Le survivant doit quitter le logement commun

FAUX : SI VOUS ÊTES MARIÉ. L’année qui suit votre décès, votre conjoint survivant peut continuer à vivre dans le logement conjugal, que vous en soyez propriétaire ou locataire, avec tout le mobilier qui le compose. Les frais liés à cette occupation sont à la charge de la succession, ce qui signifie, par exemple, que les loyers seront prélevés sur la succession. Ensuite, votre conjoint marié peut demander à habiter ce logement jusqu’à la fin de sa vie, s’il s’agissait d’un bien commun ou s’il vous appartenait en propre. Attention, 
il ne s’agit que d’un droit d’habitation qui n’autorise pas le conjoint à vendre le bien. Mais il peut le mettre en location s’il n’est plus adapté à ses besoins. Ce droit n’est pas gratuit : il devra payer les charges et les impôts correspondants.
 En outre, ce droit s’impute sur ses droits successoraux, ce qui vient donc réduire sa part d’héritage. Enfin, il n’est pas automatique : votre conjoint devra en principe en faire la demande dans l’année suivant votre décès. Toutefois, s’il hérite de la totalité de votre succession en usufruit, il n’aura aucune demande à faire pour rester dans le logement, puisque l’usufruit de votre succession lui donne déjà ces droits.

FAUX : SI VOUS ÉTIEZ PACSÉ. Votre partenaire de pacs a les mêmes droits que le conjoint pour ce qui est de rester dans les murs en prélevant les loyers sur la succession dans les douze mois suivant votre décès. Mais attention, il n’a pas de droit d’habitation à vie.

VRAI : SI VOUS VIVIEZ EN CONCUBINAGE. Si vous n'aviez pris aucune disposition pour le protéger, votre compagnon n’a aucun droit sur votre logement. S’il vous appartenait en propre ou si vous le déteniez en indivision avec votre concubin, vos enfants – ou tout autre héritier si vous n’en avez pas – pourront le mettre à la porte.

Les enfants d'une première union récupèrent entièrement leur part d’héritage

FAUX : SI VOUS AVIEZ DES ENFANTS NÉS D'UN PREMIER LIT, votre nouvelle épouse recevra le quart de votre succession en pleine propriété, sans possibilité d’opter pour l’usufruit, tandis que vos enfants se partageront les trois quarts restants. Le quart de la succession attribué
 à votre nouvelle épouse sera définitivement perdu pour vos enfants. Vos beaux-enfants (ceux de votre nouvelle épouse) ou les enfants que vous avez eus ensemble hériteront de ce qui provient de vous dans sa succession.

Les petits-enfants reçoivent une part d’héritage de leurs grands-parents

FAUX : Sans disposition particulière ni testament le prévoyant, vos petits-enfants n’héritent de rien, sauf si votre propre enfant est décédé avant vous. Dans ce cas, la succession saute une génération, et les enfants de votre enfant récupèrent la part qui aurait dû revenir.

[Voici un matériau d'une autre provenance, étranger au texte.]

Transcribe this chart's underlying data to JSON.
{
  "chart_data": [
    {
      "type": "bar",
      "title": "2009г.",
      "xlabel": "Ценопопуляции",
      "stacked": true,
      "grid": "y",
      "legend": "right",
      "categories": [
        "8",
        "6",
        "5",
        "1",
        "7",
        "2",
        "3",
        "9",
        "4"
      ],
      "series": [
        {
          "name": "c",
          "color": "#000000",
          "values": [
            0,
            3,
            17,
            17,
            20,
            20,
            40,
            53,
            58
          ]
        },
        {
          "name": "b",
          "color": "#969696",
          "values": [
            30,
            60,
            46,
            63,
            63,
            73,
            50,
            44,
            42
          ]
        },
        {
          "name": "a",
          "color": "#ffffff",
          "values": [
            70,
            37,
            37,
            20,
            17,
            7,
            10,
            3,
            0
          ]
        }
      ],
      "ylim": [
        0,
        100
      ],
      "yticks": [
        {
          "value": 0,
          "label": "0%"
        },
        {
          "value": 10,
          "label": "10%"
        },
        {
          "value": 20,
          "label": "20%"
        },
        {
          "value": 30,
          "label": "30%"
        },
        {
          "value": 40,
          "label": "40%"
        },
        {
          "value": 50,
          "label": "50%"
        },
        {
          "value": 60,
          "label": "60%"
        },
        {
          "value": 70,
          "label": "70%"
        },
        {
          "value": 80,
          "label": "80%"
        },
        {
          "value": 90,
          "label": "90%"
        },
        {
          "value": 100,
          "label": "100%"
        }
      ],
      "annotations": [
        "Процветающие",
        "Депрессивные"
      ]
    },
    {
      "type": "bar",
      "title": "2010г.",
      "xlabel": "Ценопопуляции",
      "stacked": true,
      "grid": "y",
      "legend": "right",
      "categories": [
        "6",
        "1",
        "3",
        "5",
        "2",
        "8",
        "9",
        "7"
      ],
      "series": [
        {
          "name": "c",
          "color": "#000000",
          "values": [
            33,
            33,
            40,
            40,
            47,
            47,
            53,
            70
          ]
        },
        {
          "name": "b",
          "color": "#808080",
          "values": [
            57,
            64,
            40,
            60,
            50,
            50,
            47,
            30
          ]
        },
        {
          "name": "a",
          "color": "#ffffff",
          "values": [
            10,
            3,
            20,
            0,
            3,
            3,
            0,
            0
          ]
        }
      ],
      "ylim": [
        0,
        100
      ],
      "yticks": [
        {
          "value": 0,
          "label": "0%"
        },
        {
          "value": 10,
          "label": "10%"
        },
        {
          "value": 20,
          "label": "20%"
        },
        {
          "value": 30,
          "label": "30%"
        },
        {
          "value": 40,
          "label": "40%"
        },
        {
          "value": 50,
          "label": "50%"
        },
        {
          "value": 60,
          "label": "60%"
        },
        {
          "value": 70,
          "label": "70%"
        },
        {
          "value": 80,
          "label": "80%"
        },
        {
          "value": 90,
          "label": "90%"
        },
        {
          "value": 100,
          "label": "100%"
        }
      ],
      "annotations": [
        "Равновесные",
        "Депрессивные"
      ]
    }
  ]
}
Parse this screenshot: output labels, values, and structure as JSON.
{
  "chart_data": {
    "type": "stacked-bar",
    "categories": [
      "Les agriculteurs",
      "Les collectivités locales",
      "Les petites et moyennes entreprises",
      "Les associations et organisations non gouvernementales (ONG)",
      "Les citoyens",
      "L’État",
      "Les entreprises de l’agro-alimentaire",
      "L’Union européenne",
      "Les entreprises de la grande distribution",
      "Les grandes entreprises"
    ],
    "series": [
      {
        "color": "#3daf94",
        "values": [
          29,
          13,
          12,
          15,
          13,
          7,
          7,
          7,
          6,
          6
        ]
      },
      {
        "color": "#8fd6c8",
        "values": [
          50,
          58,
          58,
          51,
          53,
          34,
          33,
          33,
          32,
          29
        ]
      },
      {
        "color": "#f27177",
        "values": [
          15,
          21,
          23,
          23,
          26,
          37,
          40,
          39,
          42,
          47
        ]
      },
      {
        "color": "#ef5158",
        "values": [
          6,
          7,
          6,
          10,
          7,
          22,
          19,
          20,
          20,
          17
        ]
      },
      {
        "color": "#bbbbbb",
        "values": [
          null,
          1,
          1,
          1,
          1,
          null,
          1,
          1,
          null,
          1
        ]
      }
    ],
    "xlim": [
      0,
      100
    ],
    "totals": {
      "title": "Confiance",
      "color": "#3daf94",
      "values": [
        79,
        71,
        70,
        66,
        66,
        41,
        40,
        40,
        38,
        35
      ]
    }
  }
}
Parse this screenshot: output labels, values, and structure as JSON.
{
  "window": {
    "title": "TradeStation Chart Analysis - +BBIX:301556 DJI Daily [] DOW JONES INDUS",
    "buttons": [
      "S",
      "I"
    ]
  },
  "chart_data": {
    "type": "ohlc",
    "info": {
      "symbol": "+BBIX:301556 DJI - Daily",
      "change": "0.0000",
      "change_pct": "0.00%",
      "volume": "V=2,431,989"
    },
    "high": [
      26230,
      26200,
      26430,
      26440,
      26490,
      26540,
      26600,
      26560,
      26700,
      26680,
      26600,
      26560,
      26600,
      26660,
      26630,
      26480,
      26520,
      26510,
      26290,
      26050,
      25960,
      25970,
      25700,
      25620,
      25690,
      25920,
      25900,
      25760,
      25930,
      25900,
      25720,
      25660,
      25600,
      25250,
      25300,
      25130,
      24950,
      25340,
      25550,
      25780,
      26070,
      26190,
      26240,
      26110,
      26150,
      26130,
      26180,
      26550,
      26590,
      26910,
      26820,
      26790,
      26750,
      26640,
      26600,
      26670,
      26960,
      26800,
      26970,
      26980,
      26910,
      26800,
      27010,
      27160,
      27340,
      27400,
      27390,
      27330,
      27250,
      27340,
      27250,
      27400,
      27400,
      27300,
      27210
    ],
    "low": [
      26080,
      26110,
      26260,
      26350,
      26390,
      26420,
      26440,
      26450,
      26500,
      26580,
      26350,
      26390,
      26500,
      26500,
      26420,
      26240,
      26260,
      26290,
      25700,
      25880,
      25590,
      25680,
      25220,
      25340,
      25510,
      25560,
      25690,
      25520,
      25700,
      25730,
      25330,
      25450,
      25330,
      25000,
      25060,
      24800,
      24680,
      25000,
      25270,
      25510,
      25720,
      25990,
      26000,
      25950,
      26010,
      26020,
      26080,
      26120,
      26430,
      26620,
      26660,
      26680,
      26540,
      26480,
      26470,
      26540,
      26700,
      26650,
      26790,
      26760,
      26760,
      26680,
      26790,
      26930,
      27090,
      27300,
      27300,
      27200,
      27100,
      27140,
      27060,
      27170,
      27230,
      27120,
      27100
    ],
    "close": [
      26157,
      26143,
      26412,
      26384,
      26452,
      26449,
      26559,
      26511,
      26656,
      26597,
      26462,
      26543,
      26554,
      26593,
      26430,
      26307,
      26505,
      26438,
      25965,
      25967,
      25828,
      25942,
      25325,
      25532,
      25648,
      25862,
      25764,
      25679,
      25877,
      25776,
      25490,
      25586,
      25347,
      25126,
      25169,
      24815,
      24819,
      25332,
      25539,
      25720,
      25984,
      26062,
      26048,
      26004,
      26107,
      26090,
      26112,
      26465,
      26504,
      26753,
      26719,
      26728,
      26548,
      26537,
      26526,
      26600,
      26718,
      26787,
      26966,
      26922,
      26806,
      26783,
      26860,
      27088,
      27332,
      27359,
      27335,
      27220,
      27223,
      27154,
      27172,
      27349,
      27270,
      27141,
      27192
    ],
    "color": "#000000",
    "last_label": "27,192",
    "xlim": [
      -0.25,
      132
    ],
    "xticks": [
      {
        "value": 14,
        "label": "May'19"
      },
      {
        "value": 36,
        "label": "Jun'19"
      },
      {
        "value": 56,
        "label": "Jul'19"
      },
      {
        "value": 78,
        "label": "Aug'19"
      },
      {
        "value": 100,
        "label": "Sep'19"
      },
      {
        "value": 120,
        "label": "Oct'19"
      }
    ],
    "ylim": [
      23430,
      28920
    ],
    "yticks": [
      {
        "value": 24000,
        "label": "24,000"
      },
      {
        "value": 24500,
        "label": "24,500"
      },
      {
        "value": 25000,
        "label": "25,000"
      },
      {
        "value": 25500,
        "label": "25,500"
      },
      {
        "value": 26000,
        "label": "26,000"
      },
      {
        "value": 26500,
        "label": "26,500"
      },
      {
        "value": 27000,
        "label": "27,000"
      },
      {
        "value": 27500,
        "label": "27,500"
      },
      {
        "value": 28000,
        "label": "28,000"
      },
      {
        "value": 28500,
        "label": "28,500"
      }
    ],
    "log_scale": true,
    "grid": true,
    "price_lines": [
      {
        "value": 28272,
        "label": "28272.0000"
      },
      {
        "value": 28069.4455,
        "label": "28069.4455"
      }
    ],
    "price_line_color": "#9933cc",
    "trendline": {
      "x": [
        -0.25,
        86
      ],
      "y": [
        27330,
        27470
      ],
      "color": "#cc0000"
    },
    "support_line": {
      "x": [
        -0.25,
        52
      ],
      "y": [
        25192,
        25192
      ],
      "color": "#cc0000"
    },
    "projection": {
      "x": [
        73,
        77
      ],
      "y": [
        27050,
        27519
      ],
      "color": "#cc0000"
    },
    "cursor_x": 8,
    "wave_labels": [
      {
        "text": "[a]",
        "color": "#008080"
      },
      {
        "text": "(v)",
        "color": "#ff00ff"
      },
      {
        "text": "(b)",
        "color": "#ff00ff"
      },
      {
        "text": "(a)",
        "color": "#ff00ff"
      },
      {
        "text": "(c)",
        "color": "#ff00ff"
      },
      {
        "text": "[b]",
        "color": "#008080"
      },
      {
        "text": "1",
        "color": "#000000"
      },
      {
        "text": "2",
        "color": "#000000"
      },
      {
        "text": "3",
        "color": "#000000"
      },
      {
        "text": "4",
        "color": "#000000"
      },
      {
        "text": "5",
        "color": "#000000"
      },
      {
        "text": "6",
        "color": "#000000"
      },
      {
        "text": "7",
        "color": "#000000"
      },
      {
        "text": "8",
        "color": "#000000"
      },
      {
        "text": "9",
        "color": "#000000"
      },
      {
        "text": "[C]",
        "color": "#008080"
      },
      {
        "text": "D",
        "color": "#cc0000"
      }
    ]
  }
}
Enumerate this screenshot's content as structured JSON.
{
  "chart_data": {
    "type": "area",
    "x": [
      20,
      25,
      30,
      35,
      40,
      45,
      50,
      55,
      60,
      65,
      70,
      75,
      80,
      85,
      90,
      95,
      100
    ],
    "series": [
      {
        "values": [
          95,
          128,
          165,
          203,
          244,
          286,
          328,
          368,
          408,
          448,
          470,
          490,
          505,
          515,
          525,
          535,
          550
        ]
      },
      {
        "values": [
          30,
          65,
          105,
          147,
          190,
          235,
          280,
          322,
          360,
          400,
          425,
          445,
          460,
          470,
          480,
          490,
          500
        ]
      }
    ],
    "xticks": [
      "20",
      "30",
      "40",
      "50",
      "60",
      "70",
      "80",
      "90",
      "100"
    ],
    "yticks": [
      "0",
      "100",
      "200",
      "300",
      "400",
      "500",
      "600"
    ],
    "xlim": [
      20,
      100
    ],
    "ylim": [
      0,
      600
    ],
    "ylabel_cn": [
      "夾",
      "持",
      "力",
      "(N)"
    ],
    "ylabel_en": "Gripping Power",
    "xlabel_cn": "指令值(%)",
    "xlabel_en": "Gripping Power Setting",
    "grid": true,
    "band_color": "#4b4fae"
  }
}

C'est facile de favoriser ou défavoriser une personne

VRAI ET FAUX : Il existe des moyens divers pour déroger en partie aux principes généraux. C’est la raison d’être des notaires ! Mais la loi vous interdit de déshériter vos enfants, quelles que soient vos relations avec eux. Une part de votre succession doit obligatoirement leur revenir. Appelée réserve globale, elle est répartie à parts égales entre les enfants, chacun ayant droit à sa part réservée. Si vous ne laissez ni enfant ni petit-enfant, c’est à votre conjoint marié que revient la réserve.

La marge de manœuvre dont vous disposez concerne la part restante de votre succession, appelée quotité disponible, qui peut être répartie comme bon vous semble, par donation ou par testament. Par exemple, si vous avez deux enfants, vous êtes obligé de laisser un tiers de votre succession à chacun d’eux, mais vous disposez librement du dernier tiers pour le transmettre à qui vous souhaitez. Le montant de la réserve s’évalue au moment du décès du défunt. Les donations de son vivant et legs sont alors rapportées à la succession, afin de vérifier que les réserves de chacun sont bien respectées. Dans le cas inverse, des rééquilibrages devront intervenir, avec tous les risques de conflits liés.